Make Longs a Part of Your Day
Lee Cataluna’s Folks You Meet in Longs is a well known piece of local Hawaii theatre. Many have seen the productions from Kumu Kahua circa 2003 or 2004 (or even the 2011 Kumu fundraiser held at Tenney Theatre), and it seems to be a well-known truth that Cataluna’s piece holds up. Consisting of monologues taken from her book, “Folks You Meet in Longs and Other Stories,” time and time again Cataluna’s insightful, sharp, and totally fictional but totally accurate characters (hey, I know that auntie/uncle/guy/girl/Long’s worker!) bowl audiences over, and this current production at The Leeward Theatre is no exception.
I was unaware of how large the cast of this iteration of Longs was, but looking at the playbill I think I counted sixteen actors (confirmed in Director’s Note)! This is quite the accomplishment in the smaller alternate space of AM-101 at Leeward Community College, and with the show consisting of monologues that keep the time between pieces to a minimum you would barely notice their numbers. The audience only truly begins to fathom how many people are backstage when they sprinkle in lengthier transitions, which range from the simple and functional to the bizarre and otherworldly. These transitions serve the pieces they are sandwiched between well, including a much needed break in tension, a tonal setup for a piece, and reminding us all that yes, these are all people that shop at Longs, and you may have run into them at one point in time (or many). The set is minimal, with a few levels, but looks like it was wrapped in the weekly Longs sales ad. There are distinct yellows, reds, and blues that occupy that circular, and Scenic Designer Claire Ranney and her crew have pinpointed that look and aesthetic down to the pictures and the font. Be aware: the audience, save for the very back row, is not raked. This makes some of the monologues difficult to see if the character makes the choice to sit on the bottom-most level of the stage. Try not to sit in the back of people taller/bigger than yourself to savor the full experience.
Director Betty Burdick’s true accomplishment in this production is her casting. She has selected actors that have taken the material and ran, making it their own while still honoring the spirit of the characters. This piece is an ensemble piece at heart, and to go through them all would equate to a review that would never end. While I may not mention every actor in this review, know that I believe in my heart that they are all strong, and you would have to be the nit-pickiest of nit-pickers to identify a weak link, for I see none. Juvy Lucina’s Nadine Tam Sing is the anchor that keeps this show together and the glue that binds all the pages, as she opens and closes the show and through her stories shows what a model Longs employee may look like- someone who works hard, isn’t a push over, and always wants to help.
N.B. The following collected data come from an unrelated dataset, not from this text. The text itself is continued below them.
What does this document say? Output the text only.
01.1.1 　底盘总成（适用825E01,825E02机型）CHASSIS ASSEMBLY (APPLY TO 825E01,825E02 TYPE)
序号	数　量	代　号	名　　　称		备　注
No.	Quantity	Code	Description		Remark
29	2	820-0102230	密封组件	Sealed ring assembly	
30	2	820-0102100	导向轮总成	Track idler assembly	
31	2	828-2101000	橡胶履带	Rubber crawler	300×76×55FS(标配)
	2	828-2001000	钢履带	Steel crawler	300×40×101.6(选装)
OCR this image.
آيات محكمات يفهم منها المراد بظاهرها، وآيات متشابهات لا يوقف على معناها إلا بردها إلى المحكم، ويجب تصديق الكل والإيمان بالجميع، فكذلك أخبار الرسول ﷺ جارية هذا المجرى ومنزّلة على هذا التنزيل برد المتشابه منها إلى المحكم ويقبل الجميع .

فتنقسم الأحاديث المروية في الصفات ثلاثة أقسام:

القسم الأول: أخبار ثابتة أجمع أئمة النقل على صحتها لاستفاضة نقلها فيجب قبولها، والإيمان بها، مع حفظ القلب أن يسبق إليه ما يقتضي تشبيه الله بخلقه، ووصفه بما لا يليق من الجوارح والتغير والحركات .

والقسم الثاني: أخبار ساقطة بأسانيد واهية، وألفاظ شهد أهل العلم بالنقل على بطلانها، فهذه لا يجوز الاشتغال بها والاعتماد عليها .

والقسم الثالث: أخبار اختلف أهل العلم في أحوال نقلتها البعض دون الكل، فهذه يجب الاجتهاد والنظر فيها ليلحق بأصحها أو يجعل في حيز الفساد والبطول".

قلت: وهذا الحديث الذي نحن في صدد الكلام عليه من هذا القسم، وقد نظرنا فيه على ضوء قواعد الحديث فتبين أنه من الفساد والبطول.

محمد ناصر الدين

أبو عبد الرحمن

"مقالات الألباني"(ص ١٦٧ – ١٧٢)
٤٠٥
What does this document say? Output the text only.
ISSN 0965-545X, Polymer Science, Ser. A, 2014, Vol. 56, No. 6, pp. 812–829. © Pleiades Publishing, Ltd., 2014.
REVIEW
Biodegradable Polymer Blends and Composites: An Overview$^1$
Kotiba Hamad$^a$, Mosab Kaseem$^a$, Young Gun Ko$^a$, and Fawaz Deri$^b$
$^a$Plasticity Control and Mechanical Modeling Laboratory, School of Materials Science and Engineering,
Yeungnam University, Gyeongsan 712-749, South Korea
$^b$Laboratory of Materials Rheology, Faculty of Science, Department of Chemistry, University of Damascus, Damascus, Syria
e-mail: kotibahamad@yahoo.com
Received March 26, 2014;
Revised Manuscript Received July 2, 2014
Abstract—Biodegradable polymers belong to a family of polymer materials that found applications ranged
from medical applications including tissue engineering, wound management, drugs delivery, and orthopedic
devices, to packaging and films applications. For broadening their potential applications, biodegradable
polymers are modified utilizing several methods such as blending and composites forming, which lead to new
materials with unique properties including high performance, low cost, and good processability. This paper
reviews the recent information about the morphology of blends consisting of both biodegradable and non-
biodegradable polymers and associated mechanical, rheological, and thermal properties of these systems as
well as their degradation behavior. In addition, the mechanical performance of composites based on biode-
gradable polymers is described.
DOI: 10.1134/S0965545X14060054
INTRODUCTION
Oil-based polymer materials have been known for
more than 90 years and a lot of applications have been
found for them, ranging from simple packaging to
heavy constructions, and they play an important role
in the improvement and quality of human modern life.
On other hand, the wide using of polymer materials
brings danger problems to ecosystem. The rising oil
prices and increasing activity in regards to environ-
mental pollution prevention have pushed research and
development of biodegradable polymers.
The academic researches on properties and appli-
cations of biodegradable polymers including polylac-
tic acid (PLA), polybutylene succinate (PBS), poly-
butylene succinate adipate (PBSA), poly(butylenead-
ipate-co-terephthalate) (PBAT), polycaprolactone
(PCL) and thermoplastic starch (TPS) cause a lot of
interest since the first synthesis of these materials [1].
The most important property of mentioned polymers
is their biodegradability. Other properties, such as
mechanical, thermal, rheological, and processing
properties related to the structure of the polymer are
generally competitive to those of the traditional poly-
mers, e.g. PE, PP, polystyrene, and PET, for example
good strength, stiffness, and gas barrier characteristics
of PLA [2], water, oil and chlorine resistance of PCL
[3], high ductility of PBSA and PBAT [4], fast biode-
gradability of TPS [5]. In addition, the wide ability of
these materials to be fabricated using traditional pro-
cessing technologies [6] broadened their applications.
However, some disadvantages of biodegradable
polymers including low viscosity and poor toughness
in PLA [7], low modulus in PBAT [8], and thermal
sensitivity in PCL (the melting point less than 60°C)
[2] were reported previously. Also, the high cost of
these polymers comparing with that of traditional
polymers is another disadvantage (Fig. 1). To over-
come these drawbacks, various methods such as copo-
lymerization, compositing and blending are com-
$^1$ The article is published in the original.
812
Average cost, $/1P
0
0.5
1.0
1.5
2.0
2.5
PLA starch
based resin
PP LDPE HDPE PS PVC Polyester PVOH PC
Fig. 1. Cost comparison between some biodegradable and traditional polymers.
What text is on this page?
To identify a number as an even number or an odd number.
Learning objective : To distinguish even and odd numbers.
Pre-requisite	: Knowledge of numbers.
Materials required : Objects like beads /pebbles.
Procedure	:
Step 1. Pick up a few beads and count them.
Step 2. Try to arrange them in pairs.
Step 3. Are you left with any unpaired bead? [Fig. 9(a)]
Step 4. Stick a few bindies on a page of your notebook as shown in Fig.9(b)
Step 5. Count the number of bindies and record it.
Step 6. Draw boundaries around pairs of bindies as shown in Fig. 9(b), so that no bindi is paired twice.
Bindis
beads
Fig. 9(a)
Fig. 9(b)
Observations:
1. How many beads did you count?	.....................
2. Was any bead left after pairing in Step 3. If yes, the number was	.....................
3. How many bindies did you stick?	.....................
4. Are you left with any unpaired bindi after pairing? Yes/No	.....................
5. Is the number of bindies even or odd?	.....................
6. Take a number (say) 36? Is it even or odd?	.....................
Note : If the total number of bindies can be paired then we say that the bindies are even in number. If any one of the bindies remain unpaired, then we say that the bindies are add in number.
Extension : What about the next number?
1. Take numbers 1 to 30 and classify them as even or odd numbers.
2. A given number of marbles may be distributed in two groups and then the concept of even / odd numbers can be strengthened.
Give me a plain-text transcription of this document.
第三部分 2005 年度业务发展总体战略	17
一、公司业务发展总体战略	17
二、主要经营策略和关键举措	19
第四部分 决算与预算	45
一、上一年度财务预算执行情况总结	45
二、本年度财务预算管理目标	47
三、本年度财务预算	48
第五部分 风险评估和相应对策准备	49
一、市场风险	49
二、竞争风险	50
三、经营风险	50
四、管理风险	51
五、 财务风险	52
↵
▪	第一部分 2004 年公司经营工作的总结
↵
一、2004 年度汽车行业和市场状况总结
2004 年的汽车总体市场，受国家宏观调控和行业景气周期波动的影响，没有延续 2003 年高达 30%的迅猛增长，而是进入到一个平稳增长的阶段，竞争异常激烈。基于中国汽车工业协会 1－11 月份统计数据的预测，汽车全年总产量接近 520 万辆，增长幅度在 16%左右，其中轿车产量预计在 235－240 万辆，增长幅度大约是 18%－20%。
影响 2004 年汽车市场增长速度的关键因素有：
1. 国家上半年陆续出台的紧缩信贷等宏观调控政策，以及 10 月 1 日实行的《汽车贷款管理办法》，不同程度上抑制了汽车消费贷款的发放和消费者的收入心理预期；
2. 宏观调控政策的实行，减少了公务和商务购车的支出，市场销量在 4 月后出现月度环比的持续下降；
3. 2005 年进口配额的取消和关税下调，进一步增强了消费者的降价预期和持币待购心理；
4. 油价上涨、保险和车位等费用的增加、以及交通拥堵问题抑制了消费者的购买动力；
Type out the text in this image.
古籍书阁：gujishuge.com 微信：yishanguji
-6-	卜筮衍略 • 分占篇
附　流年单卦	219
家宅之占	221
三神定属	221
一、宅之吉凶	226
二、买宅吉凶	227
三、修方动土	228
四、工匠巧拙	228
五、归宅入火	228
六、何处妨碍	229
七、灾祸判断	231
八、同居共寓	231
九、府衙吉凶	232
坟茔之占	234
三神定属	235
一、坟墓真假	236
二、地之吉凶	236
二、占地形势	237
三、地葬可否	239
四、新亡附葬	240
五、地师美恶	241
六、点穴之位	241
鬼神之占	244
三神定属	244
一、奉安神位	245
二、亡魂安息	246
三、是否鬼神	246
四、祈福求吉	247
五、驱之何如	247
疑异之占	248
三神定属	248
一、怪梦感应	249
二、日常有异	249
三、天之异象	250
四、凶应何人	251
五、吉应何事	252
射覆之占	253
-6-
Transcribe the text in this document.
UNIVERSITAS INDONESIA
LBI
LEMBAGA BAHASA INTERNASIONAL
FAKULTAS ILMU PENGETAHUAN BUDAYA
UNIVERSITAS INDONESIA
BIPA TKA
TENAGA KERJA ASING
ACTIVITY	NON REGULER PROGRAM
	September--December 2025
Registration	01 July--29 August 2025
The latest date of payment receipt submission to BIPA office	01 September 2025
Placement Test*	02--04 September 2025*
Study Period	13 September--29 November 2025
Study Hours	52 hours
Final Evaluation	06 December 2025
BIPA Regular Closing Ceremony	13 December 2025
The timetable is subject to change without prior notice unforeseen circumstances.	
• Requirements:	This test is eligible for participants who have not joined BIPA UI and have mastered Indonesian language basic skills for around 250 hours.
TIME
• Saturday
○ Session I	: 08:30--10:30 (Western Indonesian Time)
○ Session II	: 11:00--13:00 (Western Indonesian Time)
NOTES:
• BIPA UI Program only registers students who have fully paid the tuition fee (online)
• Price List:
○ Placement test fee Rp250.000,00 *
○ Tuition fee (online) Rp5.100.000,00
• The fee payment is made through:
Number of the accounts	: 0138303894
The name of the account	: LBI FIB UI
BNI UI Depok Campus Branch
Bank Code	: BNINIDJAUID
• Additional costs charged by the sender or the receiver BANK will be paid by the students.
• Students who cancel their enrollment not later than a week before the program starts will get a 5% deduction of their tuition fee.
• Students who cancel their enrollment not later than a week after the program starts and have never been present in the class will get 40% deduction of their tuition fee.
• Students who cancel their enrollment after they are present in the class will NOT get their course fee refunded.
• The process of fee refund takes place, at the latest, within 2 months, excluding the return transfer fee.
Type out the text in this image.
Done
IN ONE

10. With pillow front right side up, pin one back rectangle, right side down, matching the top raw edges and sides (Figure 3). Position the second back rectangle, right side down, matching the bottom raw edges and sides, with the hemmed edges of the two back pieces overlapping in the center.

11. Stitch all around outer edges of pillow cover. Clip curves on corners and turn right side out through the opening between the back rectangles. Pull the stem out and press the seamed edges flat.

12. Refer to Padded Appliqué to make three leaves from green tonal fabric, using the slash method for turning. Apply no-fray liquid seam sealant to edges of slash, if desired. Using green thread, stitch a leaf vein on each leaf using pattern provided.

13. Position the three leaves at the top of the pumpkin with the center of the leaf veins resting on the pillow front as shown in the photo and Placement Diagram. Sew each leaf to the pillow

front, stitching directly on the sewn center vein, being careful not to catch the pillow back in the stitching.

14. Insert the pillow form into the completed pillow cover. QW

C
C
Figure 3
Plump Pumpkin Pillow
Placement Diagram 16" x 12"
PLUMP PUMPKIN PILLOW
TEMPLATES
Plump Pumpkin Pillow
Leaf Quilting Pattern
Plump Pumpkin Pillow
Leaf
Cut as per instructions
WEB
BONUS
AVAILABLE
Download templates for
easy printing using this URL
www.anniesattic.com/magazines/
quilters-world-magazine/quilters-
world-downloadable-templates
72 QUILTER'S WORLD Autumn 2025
Geph Albo Jr.’s performances keep the audiences rolling (his Curt Lum has been where we all have been, no lie now), and I appreciated the musical element he brought to the production, working with Burdick and Cataluna to arrange the songs he performs. Reb Beau Allen flexes his acting chops with three distinct and dynamic performances in Act Two, and Sean Nelson’s Tsukebe Uncle Richard is appropriately uncomfortable and chilling. Maile Kapua’ala performs a few monologues, but really closes Act One with a bang (and some tape). Jonathan Reyn plays a range of characters both male and female, but the most memorable moment was seeing him come onstage for the Verna character (or, how to install a wet bar in your garage) and hearing the voice he chose to go with for her. Gloria Tu’uao has only one piece as Georgie Kam, but it was a marvel to see her dream about the day she would become Mrs. Longs, wife to Mr. Longs, and how they would live in the store and take care of their customers like they were their own children.
This piece, like real life, is unabashedly crass and rude at times, never pulling its punches. Like real life, it also has glimpses and sparkles of humanity that we can all see and relate to, despite how rough and tumble a character may seem. Be prepared, a great deal of the show is in pidgin, but within the context of the monologues themselves the meaning is usually communicated.
At the time of writing, it seems the tickets are completely sold out, including the two shows they added for the extension, which were released a day or so ago. The production runs until November 17. If you were lucky enough to get your tickets in advance, I wish you a wonderful evening of theatre. To those that were not able to get tickets, know that there is great work being developed at Leeward Community College, and be sure to grab your tickets for their next production, In the Heights, sooner than later!